Post has always been willing to gamble on the future. A Wall Street investment banker specializing in emerging industries, he targeted radio paging as "idiot proof" when he decided to start his own business in 1977. At the time, the airwaves were closely regulated, and Post Couldn't acquire his own paging frequencies, so he positioned the company as the only national reseller of paging time. Setting up shop in his Manhattan apartment, he bought time from local operations coast-to-coast, then marketed that national capability to large corporations.
When the airwaves were deregulated in 1982, Post was able to seize the opportunity: He acquired his own license and a modest amount of venture capital, hired a chief operating officer, and started to grow. From 1,800 customers and $600,000 in sales in 1982, Page America shot up to 60,000 customers and $5.3 million in sales for fiscal 1984.
But the company has yet to make a profit. Instead, Post has plowed everything into his next gamble. He is, he says, on the leading edge of a technology that will expand the use of pagers beyond local one-to-one communication, allowing subscribers to receive messages from several different sources anywhere in the world on a miniature display screen no larger than a deck of cards. Those sources will also be able to transmit the same message to many different subscribers at the same time. "Today's pager is tomorrow's electronic mailbox," Post says.

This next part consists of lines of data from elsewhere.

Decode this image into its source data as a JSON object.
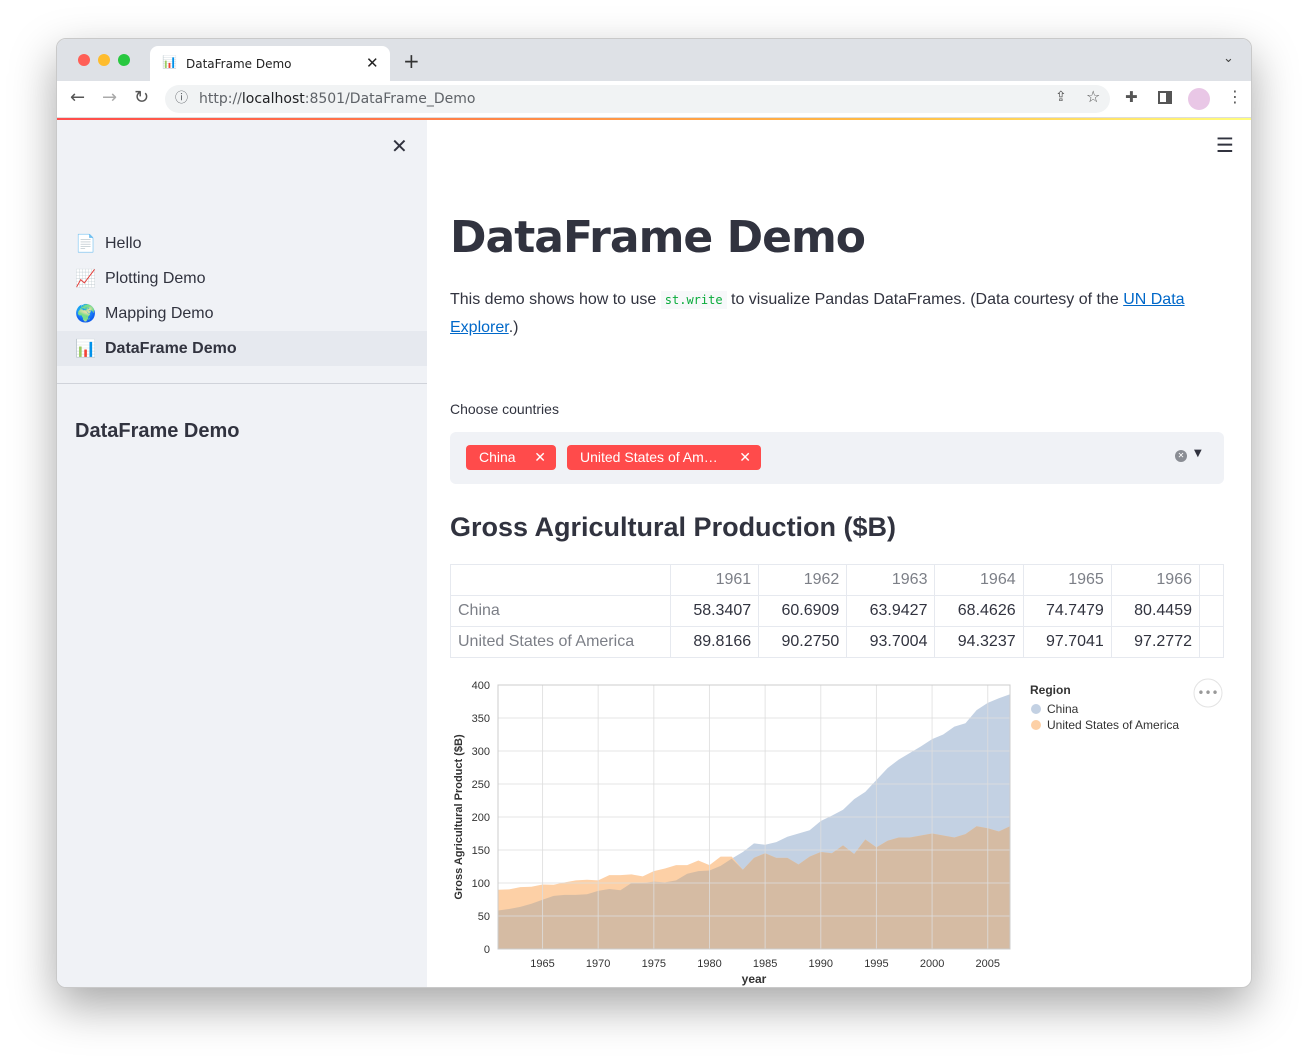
{
  "browser": {
    "tab_title": "DataFrame Demo",
    "url_host": "localhost",
    "url_prefix": "http://",
    "url_rest": ":8501/DataFrame_Demo"
  },
  "sidebar": {
    "items": [
      {
        "label": "Hello",
        "icon": "📄"
      },
      {
        "label": "Plotting Demo",
        "icon": "📈"
      },
      {
        "label": "Mapping Demo",
        "icon": "🌍"
      },
      {
        "label": "DataFrame Demo",
        "icon": "📊",
        "active": true
      }
    ],
    "section_title": "DataFrame Demo"
  },
  "main": {
    "title": "DataFrame Demo",
    "intro_before": "This demo shows how to use ",
    "intro_code": "st.write",
    "intro_after": " to visualize Pandas DataFrames. (Data courtesy of the ",
    "link_text_1": "UN Data",
    "link_text_2": "Explorer",
    "intro_end": ".)",
    "select_label": "Choose countries",
    "selected": [
      "China",
      "United States of Am…"
    ],
    "subheader": "Gross Agricultural Production ($B)"
  },
  "table": {
    "columns": [
      "1961",
      "1962",
      "1963",
      "1964",
      "1965",
      "1966"
    ],
    "rows": [
      {
        "index": "China",
        "values": [
          "58.3407",
          "60.6909",
          "63.9427",
          "68.4626",
          "74.7479",
          "80.4459"
        ]
      },
      {
        "index": "United States of America",
        "values": [
          "89.8166",
          "90.2750",
          "93.7004",
          "94.3237",
          "97.7041",
          "97.2772"
        ]
      }
    ]
  },
  "chart_data": {
    "type": "area",
    "xlabel": "year",
    "ylabel": "Gross Agricultural Product ($B)",
    "ylim": [
      0,
      400
    ],
    "xlim": [
      1961,
      2007
    ],
    "yticks": [
      0,
      50,
      100,
      150,
      200,
      250,
      300,
      350,
      400
    ],
    "xticks": [
      1965,
      1970,
      1975,
      1980,
      1985,
      1990,
      1995,
      2000,
      2005
    ],
    "grid": true,
    "legend_title": "Region",
    "legend_placement": "right",
    "x": [
      1961,
      1962,
      1963,
      1964,
      1965,
      1966,
      1967,
      1968,
      1969,
      1970,
      1971,
      1972,
      1973,
      1974,
      1975,
      1976,
      1977,
      1978,
      1979,
      1980,
      1981,
      1982,
      1983,
      1984,
      1985,
      1986,
      1987,
      1988,
      1989,
      1990,
      1991,
      1992,
      1993,
      1994,
      1995,
      1996,
      1997,
      1998,
      1999,
      2000,
      2001,
      2002,
      2003,
      2004,
      2005,
      2006,
      2007
    ],
    "series": [
      {
        "name": "China",
        "color": "#c3d1e3",
        "values": [
          58.3,
          60.7,
          63.9,
          68.5,
          74.7,
          80.4,
          82,
          82,
          83,
          88,
          91,
          89,
          100,
          100,
          102,
          101,
          104,
          114,
          118,
          119,
          126,
          137,
          147,
          160,
          158,
          162,
          170,
          175,
          180,
          194,
          202,
          211,
          227,
          238,
          256,
          274,
          287,
          297,
          307,
          318,
          325,
          337,
          342,
          362,
          373,
          380,
          386
        ]
      },
      {
        "name": "United States of America",
        "color": "#fdd0a6",
        "values": [
          89.8,
          90.3,
          93.7,
          94.3,
          97.7,
          97.3,
          101,
          104,
          105,
          104,
          112,
          112,
          113,
          110,
          118,
          122,
          127,
          127,
          134,
          127,
          140,
          140,
          120,
          138,
          145,
          138,
          138,
          128,
          140,
          147,
          145,
          157,
          144,
          166,
          154,
          164,
          169,
          169,
          172,
          175,
          172,
          169,
          174,
          186,
          183,
          178,
          186
        ]
      }
    ]
  }
}
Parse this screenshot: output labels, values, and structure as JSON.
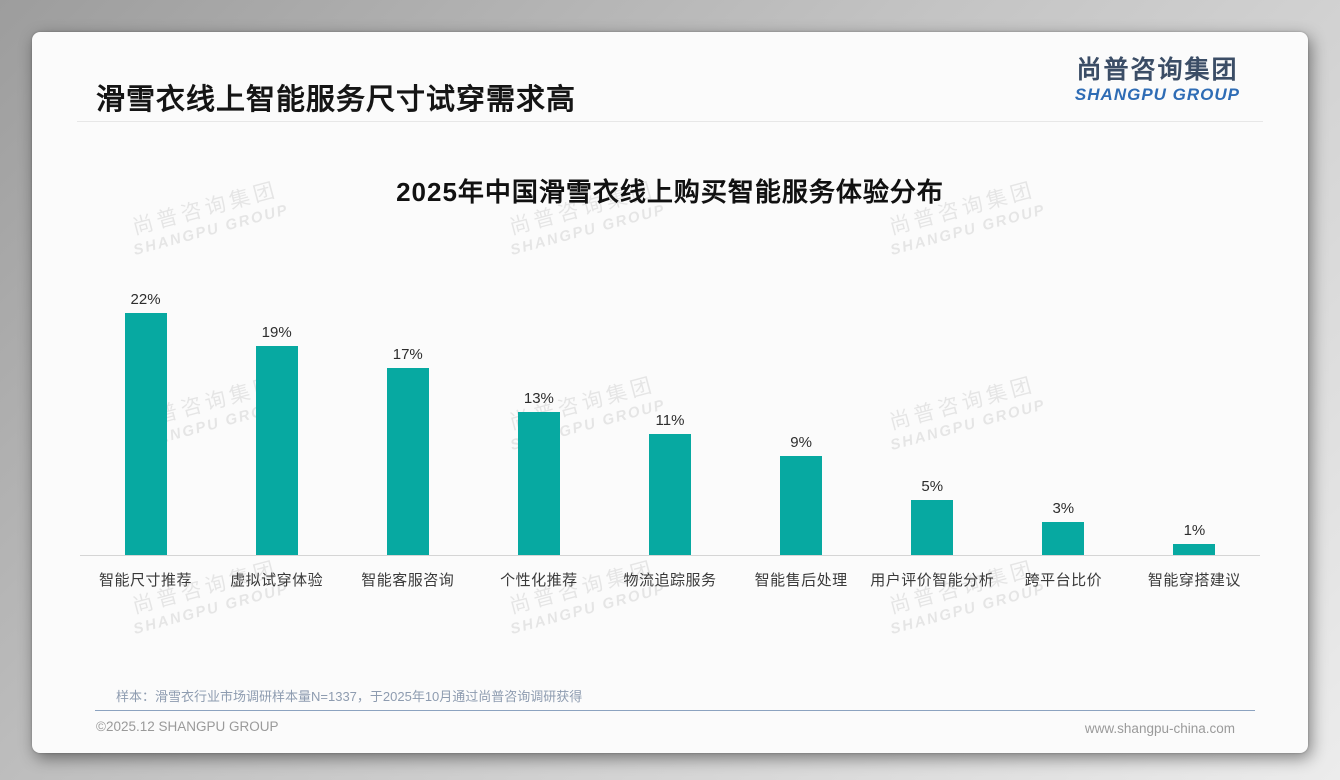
{
  "header": {
    "title": "滑雪衣线上智能服务尺寸试穿需求高"
  },
  "logo": {
    "cn": "尚普咨询集团",
    "en": "SHANGPU GROUP"
  },
  "watermark": {
    "cn": "尚普咨询集团",
    "en": "SHANGPU GROUP"
  },
  "note": "样本：滑雪衣行业市场调研样本量N=1337，于2025年10月通过尚普咨询调研获得",
  "footer": {
    "left": "©2025.12 SHANGPU GROUP",
    "right": "www.shangpu-china.com"
  },
  "chart_data": {
    "type": "bar",
    "title": "2025年中国滑雪衣线上购买智能服务体验分布",
    "categories": [
      "智能尺寸推荐",
      "虚拟试穿体验",
      "智能客服咨询",
      "个性化推荐",
      "物流追踪服务",
      "智能售后处理",
      "用户评价智能分析",
      "跨平台比价",
      "智能穿搭建议"
    ],
    "values": [
      22,
      19,
      17,
      13,
      11,
      9,
      5,
      3,
      1
    ],
    "value_labels": [
      "22%",
      "19%",
      "17%",
      "13%",
      "11%",
      "9%",
      "5%",
      "3%",
      "1%"
    ],
    "xlabel": "",
    "ylabel": "",
    "ylim": [
      0,
      24
    ],
    "grid": false,
    "legend": "none",
    "bar_color": "#07a9a1",
    "axis_line_color": "#d5d5d5"
  }
}
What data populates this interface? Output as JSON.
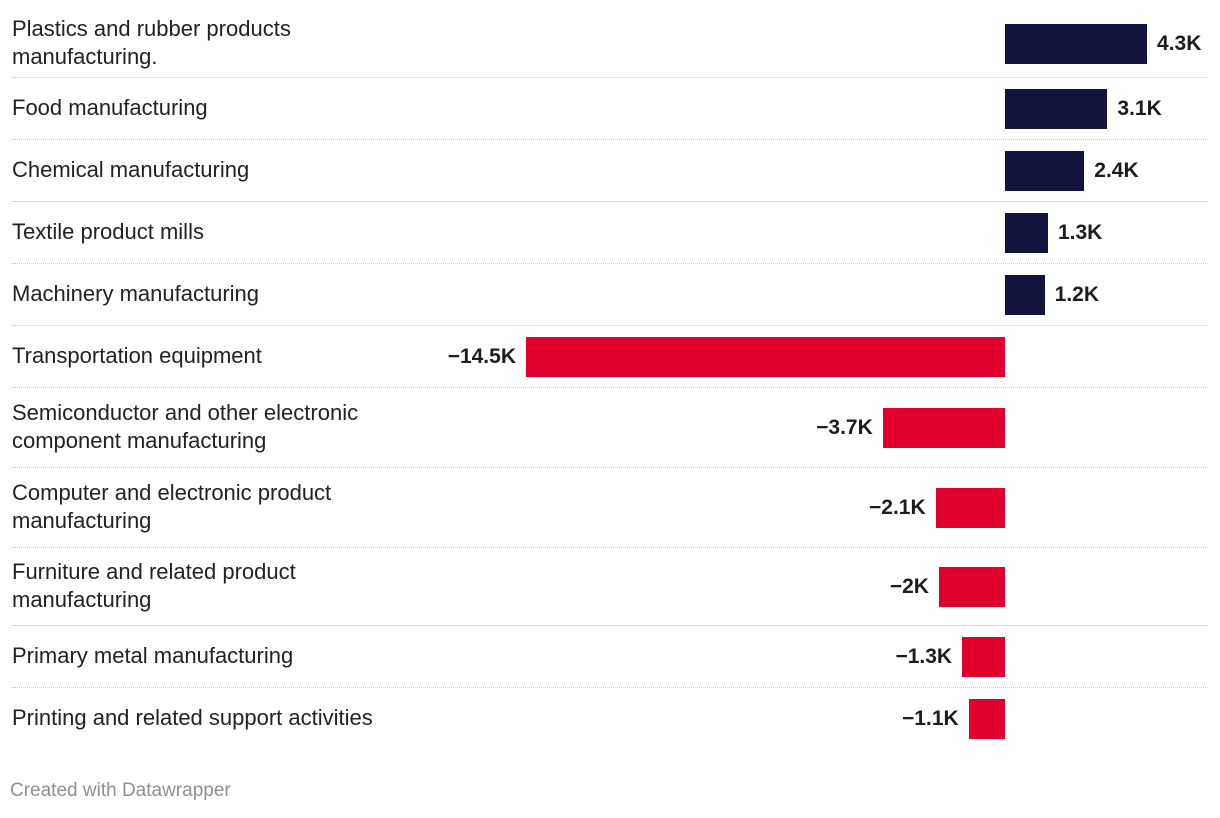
{
  "chart_data": {
    "type": "bar",
    "orientation": "horizontal",
    "title": "",
    "xlabel": "",
    "ylabel": "",
    "categories": [
      "Plastics and rubber products manufacturing.",
      "Food manufacturing",
      "Chemical manufacturing",
      "Textile product mills",
      "Machinery manufacturing",
      "Transportation equipment",
      "Semiconductor and other electronic component manufacturing",
      "Computer and electronic product manufacturing",
      "Furniture and related product manufacturing",
      "Primary metal manufacturing",
      "Printing and related support activities"
    ],
    "values": [
      4300,
      3100,
      2400,
      1300,
      1200,
      -14500,
      -3700,
      -2100,
      -2000,
      -1300,
      -1100
    ],
    "value_labels": [
      "4.3K",
      "3.1K",
      "2.4K",
      "1.3K",
      "1.2K",
      "−14.5K",
      "−3.7K",
      "−2.1K",
      "−2K",
      "−1.3K",
      "−1.1K"
    ],
    "xlim": [
      -14500,
      4300
    ],
    "colors": {
      "positive": "#13133f",
      "negative": "#e1002d"
    }
  },
  "footer": {
    "credit": "Created with Datawrapper"
  }
}
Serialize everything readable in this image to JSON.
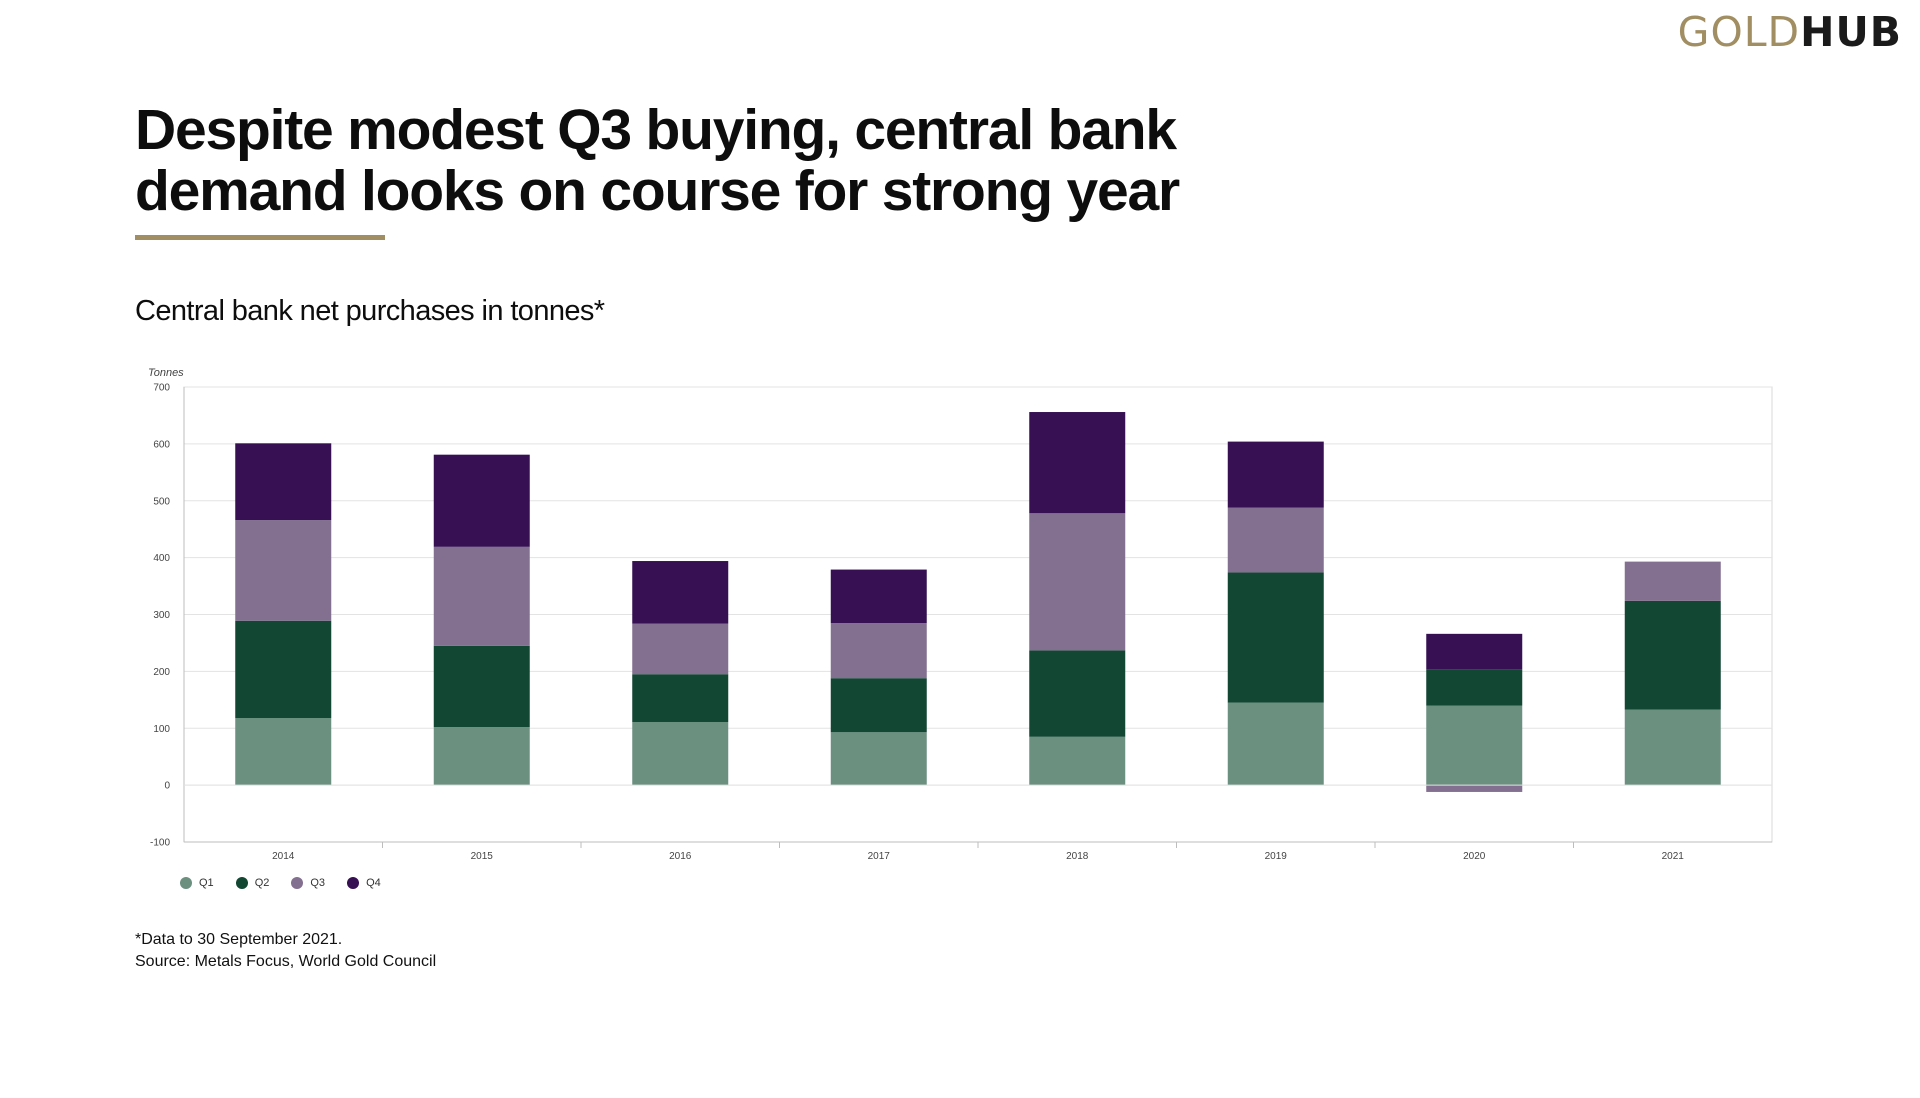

To implement this pocket-mailbox plan, however, Post needed a sophisticated data-communications network -- something a small, undercapitalized company couldn't afford. That is where RCA came in. Two years ago, Post approached the communications giant, hoping to use its services at arm's length. Instead, recalls RCA's Podmolik, "we covered blackboard after blackboard and finally decided that the best thing was a joint venture." Page America owns 70% of RPA while RCA owns 30% and provides the general management. The three-member executive committee is made up of Post, Podmolik, and an outside chief operating officer. In addition, RCA has become a capital source. Last January, it acquired 15% of Page America for $6 million, the first time in recent history that RCA has invested as a minority partner. Another $6-million infusion, this one a loan, is planned for this year, when the partners hope to have their product on-line.
"We think they're going someplace," says Podmolik. "And we certainly didn't enter into it for a passive interest. We made sure that the vehicle was there for us to acquire majority control sometime in the future." According to a written agreement, however, "sometime in the future" won't be for at least four years.
For the moment, Podmolik prefers to keep the spirit of "Val and Dave's Garage." "You need the drive and the freedom that an entrepreneurial company can bring," he explains. "They don't have a bunch of policies and procedures, and the atmosphere they have is the best one for the business to develop rapidly."